Last month, families gathered in Mill Bay for a ‘BBQ in the Bay’ afternoon that was sponsored by Bridgeman’s Bistro and the wonderful crew at Mill Bay Marina to celebrate Row4Autism and the projects success to date. My initial vision would see me completing the circumnavigation on this day. For every day I was on the water I always thought of the proverbial ‘finish’ line and how the day would play out. It was bittersweet to be there, knowing it wasn’t to be exactly as planned, but an amazing celebration nonetheless. Great food was paired with great company and I send my most sincere gratitude to Duane Shaw and Andrew Purdey of Mill Bay Marina and equally Noah Morantz, Stephanie Jull, Emily Stuible and their crew of the Canucks Autism Network for their continued support of this project. With the funds raised at this event our grand project total sits at $28,000!

mill bay

Upon my return from my trip, I had stashed most of my gear as it was left, not having the desire or heart to actually put it away. My camera’s were one piece of kit I left alone. Their SD cards were copied to a hard drive for safe keeping but I was not ready to view the footage as I knew some of what it contained and I knew it would be difficult to watch for the moment that was those initial weeks. Two weeks ago I finally sat down to view some of the footage and as much as it captured the realities of the journey, it equally captured the hardships. It was difficult to watch but motivating at the same time.

Knowing the weight and pressure I put on myself, stopping as already mentioned, felt impossible but necessary. I’ve learned a hard lesson in adventuring, in that the script no matter how many times rehearsed is never really left up to the individual. This in itself is what makes adventure so alluring; the unknown, the risk, the reward, the solitude…it’s all part of being in the moment and living the experience to its true fullest potential. I was buoyed by encouraging words from many, but none stood out as much as those shared by Colin Angus, a global adventurer who has been a mentor to me and shared this with me via an email:

Colin_rowing_across_the_Atlantic_Ocean

“…I know you’ve found it challenging having to pull out early, but the most important thing is you dared to think big, and you’ve made a huge contribution, both in funds and raising awareness, in the realm of autism. Although it was tough for you to call off the expedition, that is perhaps the bravest thing you did.  To continue on with a bad back is just asking for trouble.  It simply isn’t worth taking so much risk when you have a loving family waiting for you to return…”

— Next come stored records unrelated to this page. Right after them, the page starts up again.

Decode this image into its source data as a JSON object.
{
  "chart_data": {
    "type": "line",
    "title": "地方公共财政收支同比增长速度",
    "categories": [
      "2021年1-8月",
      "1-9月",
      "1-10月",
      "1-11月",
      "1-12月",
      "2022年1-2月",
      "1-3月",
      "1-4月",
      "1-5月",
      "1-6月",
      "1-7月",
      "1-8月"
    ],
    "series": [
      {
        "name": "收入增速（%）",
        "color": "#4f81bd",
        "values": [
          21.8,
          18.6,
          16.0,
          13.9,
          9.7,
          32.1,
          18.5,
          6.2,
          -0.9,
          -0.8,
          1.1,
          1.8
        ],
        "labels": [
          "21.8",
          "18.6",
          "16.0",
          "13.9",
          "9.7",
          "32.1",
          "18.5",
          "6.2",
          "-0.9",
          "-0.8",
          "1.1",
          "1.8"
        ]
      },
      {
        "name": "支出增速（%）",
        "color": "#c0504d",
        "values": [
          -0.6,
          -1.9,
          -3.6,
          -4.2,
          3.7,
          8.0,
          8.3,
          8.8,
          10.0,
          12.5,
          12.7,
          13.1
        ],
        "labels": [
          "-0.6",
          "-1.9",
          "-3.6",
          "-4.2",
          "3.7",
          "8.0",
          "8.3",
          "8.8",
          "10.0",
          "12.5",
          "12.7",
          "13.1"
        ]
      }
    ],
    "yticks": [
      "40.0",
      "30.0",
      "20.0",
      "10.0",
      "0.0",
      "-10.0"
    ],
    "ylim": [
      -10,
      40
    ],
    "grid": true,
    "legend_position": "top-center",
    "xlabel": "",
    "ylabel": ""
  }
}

So, this begs the question…what next? Row4Autism will continue and for the time being the goals and events will focus on awareness by way of participating in local rowing events where distances are more manageable and doable over a day or weekend. Bringing awareness to autism by way of engaging people with the boat, myself or both will allow the project to grow. If and when my original plan is resumed is not to be decided anytime soon. It will take a back seat until the new year once I can truly assess my recovery and progress over a larger block of time. I plan to join Colin and Sound Rowers for the Bainbridge Island Marathon and enter into the short course next month. Visit http://soundrowers.org/BainbridgeIslandMarathon.aspx for more details.

Until then, I will be just a little bit busy making fish and chips 😉

fish

Wishing you all the very best this summer!